We usually focus on the tools of our trade and occasionally forget that the foundations of a secure network enterprise are wrapped up in our policies. It is from our security guidelines that we derive the configurations for internetworking devices, such as routers, switches and firewalls. We configure servers and endpoint devices, such as workstations and mobile devices, based on our policies.
Be that as it may, policy is the foundation for the practical implementation of enterprise security. But where do we get our strategies? In a well-managed network, those policies are the result of a close examination and analysis of the risks inherent in the network. Risk is a multilayered function derived from threat, vulnerability and impact. Add in a healthy dose of countermeasures to mitigate the risk and one has a picture of the security in the enterprise environment.
“Risk is a multilayered function derived from threat, vulnerability and impact.”
– – Peter Stephenson, technology editor, SC Magazine
Risk measurement and quantification in a dynamically changing environment requires tools that can take lots of inputs from sensors around the enterprise, measure threats from a variety of sources, balance those metrics against the criticality of devices and security domains on the network and keep track of the results.

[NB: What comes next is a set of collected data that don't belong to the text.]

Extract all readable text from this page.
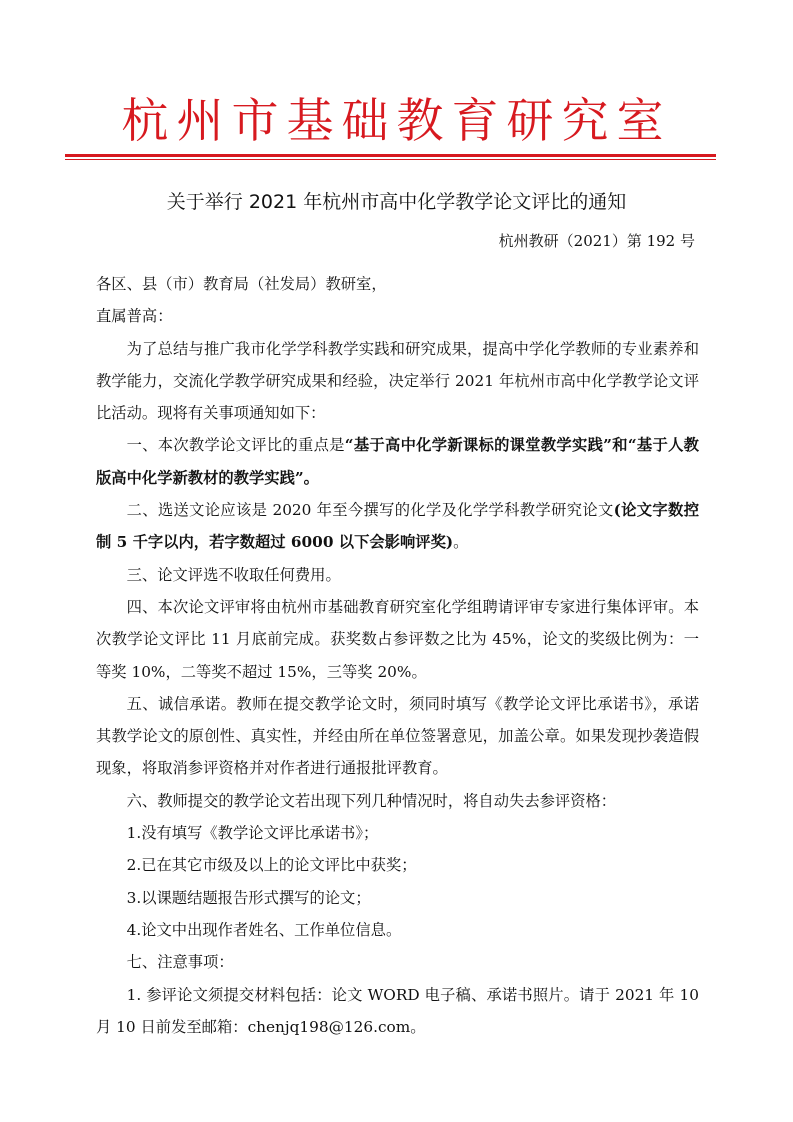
杭州市基础教育研究室
关于举行 2021 年杭州市高中化学教学论文评比的通知
杭州教研（2021）第 192 号

各区、县（市）教育局（社发局）教研室，

直属普高：

为了总结与推广我市化学学科教学实践和研究成果，提高中学化学教师的专业素养和教学能力，交流化学教学研究成果和经验，决定举行 2021 年杭州市高中化学教学论文评比活动。现将有关事项通知如下：

一、本次教学论文评比的重点是“基于高中化学新课标的课堂教学实践”和“基于人教版高中化学新教材的教学实践”。

二、选送文论应该是 2020 年至今撰写的化学及化学学科教学研究论文(论文字数控制 5 千字以内，若字数超过 6000 以下会影响评奖)。

三、论文评选不收取任何费用。

四、本次论文评审将由杭州市基础教育研究室化学组聘请评审专家进行集体评审。本次教学论文评比 11 月底前完成。获奖数占参评数之比为 45%，论文的奖级比例为：一等奖 10%，二等奖不超过 15%，三等奖 20%。

五、诚信承诺。教师在提交教学论文时，须同时填写《教学论文评比承诺书》，承诺其教学论文的原创性、真实性，并经由所在单位签署意见，加盖公章。如果发现抄袭造假现象，将取消参评资格并对作者进行通报批评教育。

六、教师提交的教学论文若出现下列几种情况时，将自动失去参评资格：

1.没有填写《教学论文评比承诺书》；

2.已在其它市级及以上的论文评比中获奖；

3.以课题结题报告形式撰写的论文；

4.论文中出现作者姓名、工作单位信息。

七、注意事项：

1. 参评论文须提交材料包括：论文 WORD 电子稿、承诺书照片。请于 2021 年 10 月 10 日前发至邮箱：chenjq198@126.com。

Typically, we have treated these two functions as separate groups. This year, we have taken them together because more and more we are seeing both functions in the same device. These tools are not for the faint-hearted. They can be complex to configure, they are expensive and need care and feeding as the network changes, an inevitability that we all have come to accept as the way things are in our field.
That said, though, these may be among the most valuable tools in your arsenal. These appliances, software and services are valuable because they enable other tools to work at the peaks of their efficiencies and manage the outputs and configurations of other devices.
This month, Mike Stephenson and Mike Lipinski did the honors in the labs of putting these products through the testing process. If you need a policy management tool, a risk management tool or a combination of the two, I am pretty sure that you’ll find it here.